NBER & OpenAI publish 'How People Use ChatGPT' usage study
OpenAI and NBER published a working paper analyzing ChatGPT usage growth, demographics, and scale. The study gives the first rigorous public look at how the consumer ChatGPT user base actually behaves, feeding the episode's closing discussion of usage stats and momentum.
Hunyuan SRPO: preference optimization that supercharges diffusion models
Tencent Hunyuan published SRPO (Semantic Relative Preference Optimization), a post-training technique that significantly improves the output quality of diffusion image models. The team released weights on Hugging Face along with a project page and striking before/after comparisons.
Gaia2 agent benchmark and Agents Research Environments released
Meta and Hugging Face released Gaia2, a follow-up agent benchmark, together with ARE (Agents Research Environments) for testing agents in dynamic, asynchronous settings. It fed the episode's recurring concern that evaluation has to keep up whenever agent product claims get ambitious.
OpenAI launches GDPval to measure models on real economic work
OpenAI introduced GDPval, an evaluation that measures model performance on real-world, economically valuable tasks drawn from a range of occupations and GDP sectors. On the show it anchored the discussion about agents moving from chat quality toward action and reliability in real environments.
Scale AI debuts SWE-bench Pro, a harder contamination-resistant eval
Scale AI released SWE-bench Pro, a tougher, contamination-resistant successor to SWE-bench for evaluating coding agents on realistic software engineering tasks. It ships with a public dataset on Hugging Face plus separate public and commercial leaderboards, and frontier models score far lower than on the original SWE-bench.
Nous launches Husky Hold'em Bench, an open-source pokerbot eval for LLMs
Nous Research released Husky Hold'em Bench, an open-source poker benchmark that evaluates LLM strategic play in a richer agentic environment than standard leaderboards. Guests Roger Jin and Bhavesh Kumar joined the show to explain how it measures agent behavior and decision-making under uncertainty rather than chasing another leaderboard point.
Nvidia commits up to $100B to OpenAI for 10GW of compute
Nvidia and OpenAI announced a letter of intent under which Nvidia would invest up to $100 billion in OpenAI as the two deploy at least 10 gigawatts of Nvidia systems for OpenAI's next-generation infrastructure. The episode's big-company segment centered on this deal as evidence that money and infrastructure, not just models, now drive the AI race.

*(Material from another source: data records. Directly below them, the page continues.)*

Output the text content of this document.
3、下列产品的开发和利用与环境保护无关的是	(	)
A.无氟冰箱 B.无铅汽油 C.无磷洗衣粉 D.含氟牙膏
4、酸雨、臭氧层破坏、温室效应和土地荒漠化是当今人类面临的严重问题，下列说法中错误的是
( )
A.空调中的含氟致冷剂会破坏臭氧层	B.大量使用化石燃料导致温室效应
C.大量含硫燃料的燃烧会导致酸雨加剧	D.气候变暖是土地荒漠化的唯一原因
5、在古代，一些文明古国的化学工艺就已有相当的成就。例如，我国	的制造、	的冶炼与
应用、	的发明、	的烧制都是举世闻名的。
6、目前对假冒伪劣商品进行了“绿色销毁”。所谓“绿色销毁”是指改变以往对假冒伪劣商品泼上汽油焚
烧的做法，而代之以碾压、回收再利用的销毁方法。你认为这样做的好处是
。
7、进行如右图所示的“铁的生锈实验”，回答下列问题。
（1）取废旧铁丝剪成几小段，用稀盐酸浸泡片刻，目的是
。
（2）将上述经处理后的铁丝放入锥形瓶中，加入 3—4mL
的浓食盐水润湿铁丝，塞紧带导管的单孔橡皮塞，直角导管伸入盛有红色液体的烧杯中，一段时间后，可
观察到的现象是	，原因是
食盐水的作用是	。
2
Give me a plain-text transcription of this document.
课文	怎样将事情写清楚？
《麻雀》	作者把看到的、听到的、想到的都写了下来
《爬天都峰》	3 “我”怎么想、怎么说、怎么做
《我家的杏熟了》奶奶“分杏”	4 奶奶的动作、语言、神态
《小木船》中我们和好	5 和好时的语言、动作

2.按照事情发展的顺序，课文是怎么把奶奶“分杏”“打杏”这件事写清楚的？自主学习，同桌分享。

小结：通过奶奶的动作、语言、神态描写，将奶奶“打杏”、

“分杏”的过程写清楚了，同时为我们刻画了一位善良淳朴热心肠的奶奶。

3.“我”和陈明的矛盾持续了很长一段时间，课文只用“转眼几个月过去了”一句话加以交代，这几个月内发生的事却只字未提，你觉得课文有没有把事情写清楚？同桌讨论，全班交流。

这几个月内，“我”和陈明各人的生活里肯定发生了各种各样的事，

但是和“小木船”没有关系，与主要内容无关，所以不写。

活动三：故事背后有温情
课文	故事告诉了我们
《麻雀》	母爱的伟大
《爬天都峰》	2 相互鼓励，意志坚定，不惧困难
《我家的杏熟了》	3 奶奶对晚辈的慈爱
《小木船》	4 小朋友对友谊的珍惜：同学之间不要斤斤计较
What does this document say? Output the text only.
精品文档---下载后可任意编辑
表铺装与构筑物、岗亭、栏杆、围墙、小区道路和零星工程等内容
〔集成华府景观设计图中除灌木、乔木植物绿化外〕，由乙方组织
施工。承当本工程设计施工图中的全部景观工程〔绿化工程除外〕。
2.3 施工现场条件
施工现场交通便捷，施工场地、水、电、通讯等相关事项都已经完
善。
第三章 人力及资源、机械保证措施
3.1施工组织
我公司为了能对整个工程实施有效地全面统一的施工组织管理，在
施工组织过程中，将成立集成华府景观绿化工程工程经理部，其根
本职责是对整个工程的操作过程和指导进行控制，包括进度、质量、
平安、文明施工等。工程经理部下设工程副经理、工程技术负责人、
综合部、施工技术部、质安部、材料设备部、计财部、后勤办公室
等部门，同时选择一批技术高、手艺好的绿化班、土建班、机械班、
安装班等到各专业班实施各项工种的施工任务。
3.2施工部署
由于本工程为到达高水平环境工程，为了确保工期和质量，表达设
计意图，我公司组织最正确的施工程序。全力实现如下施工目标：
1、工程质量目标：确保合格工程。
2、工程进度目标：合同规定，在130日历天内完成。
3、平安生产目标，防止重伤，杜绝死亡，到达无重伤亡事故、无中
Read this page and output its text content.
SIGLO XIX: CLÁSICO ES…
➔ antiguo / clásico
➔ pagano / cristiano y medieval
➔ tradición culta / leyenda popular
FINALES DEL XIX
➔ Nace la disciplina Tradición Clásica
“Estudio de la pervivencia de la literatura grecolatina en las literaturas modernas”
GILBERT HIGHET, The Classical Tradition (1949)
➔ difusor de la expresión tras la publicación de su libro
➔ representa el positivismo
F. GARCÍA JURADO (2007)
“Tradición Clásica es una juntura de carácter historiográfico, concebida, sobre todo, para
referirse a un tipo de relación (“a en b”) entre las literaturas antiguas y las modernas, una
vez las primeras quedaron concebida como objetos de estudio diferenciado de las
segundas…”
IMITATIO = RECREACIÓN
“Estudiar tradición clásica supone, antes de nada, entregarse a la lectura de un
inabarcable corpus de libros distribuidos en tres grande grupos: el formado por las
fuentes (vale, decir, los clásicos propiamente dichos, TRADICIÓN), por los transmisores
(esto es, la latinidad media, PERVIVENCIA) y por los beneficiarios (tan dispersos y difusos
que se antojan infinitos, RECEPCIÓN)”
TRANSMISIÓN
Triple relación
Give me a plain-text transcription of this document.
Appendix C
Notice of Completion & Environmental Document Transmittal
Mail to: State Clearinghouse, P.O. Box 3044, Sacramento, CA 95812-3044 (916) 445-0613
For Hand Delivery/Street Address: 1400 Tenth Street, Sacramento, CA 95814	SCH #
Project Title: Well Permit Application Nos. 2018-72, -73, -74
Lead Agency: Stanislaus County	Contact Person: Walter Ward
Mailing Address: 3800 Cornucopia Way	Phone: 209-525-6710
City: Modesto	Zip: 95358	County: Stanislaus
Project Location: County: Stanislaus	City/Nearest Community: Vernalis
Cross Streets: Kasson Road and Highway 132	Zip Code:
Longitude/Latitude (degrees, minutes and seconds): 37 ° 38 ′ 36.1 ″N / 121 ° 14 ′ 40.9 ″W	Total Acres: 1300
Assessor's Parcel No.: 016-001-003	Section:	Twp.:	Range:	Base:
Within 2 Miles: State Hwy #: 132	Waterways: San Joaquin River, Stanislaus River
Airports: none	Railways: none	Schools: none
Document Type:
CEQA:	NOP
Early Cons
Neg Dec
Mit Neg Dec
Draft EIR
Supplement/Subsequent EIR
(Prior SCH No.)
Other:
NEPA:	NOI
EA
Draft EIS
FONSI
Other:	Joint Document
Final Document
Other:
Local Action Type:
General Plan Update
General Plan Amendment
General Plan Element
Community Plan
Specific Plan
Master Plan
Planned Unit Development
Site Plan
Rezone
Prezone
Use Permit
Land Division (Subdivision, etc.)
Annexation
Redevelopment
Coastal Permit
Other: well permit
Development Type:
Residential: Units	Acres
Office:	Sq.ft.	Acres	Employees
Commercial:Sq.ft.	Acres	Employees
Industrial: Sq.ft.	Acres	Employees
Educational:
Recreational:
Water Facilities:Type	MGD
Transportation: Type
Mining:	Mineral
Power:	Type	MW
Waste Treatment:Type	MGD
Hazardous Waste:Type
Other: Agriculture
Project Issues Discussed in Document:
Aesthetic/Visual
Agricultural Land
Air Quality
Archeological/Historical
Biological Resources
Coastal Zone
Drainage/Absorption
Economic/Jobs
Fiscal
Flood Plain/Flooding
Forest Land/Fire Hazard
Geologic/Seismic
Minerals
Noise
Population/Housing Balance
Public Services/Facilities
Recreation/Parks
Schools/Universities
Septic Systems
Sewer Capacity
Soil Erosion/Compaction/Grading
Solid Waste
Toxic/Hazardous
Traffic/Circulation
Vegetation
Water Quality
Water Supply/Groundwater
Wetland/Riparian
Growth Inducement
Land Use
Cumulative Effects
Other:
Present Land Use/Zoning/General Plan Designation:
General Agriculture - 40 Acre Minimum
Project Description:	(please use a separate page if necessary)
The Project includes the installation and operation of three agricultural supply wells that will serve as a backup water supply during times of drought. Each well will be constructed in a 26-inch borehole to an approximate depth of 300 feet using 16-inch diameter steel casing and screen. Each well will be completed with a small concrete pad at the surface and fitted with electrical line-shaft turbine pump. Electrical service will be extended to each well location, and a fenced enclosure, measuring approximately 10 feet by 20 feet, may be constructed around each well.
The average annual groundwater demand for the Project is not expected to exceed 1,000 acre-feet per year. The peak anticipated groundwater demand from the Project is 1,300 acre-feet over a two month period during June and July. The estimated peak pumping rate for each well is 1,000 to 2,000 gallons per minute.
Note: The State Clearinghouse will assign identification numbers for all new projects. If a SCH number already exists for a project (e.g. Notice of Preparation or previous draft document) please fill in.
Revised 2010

Anthropic raises $13B Series F at a $183B post-money valuation
Anthropic closed a $13B Series F round at a $183B post-money valuation, one of the largest private AI raises to date. The panel treated the round as part of a wider story where capital and capability are accelerating together at the frontier labs.
OpenAI fundraises $10B at ~$500B valuation with employee buyback
OpenAI was reported to be raising around $10B at a roughly $500B valuation, structured in part as a share buyback for employees. Together with Anthropic's Series F, it underscored the episode's theme that frontier-lab funding has reached unprecedented scale.
CoreWeave acquires OpenPipe to expand its AI training stack
CoreWeave acquired OpenPipe, the fine-tuning and reinforcement-learning platform behind the ART trainer. Covered in the This Week's Buzz segment, the deal brings OpenPipe's model-customization tooling under the same roof as CoreWeave's GPU cloud and Weights & Biases.
OpenAI acquires Statsig and Alex for $1.1B+ to bolster applications team
OpenAI acquired experimentation platform Statsig and the Alex coding tool for a combined $1.1B+, a move aimed at strengthening its applications team. Statsig's founder reportedly takes on a senior product role as OpenAI invests in shipping consumer and developer products faster.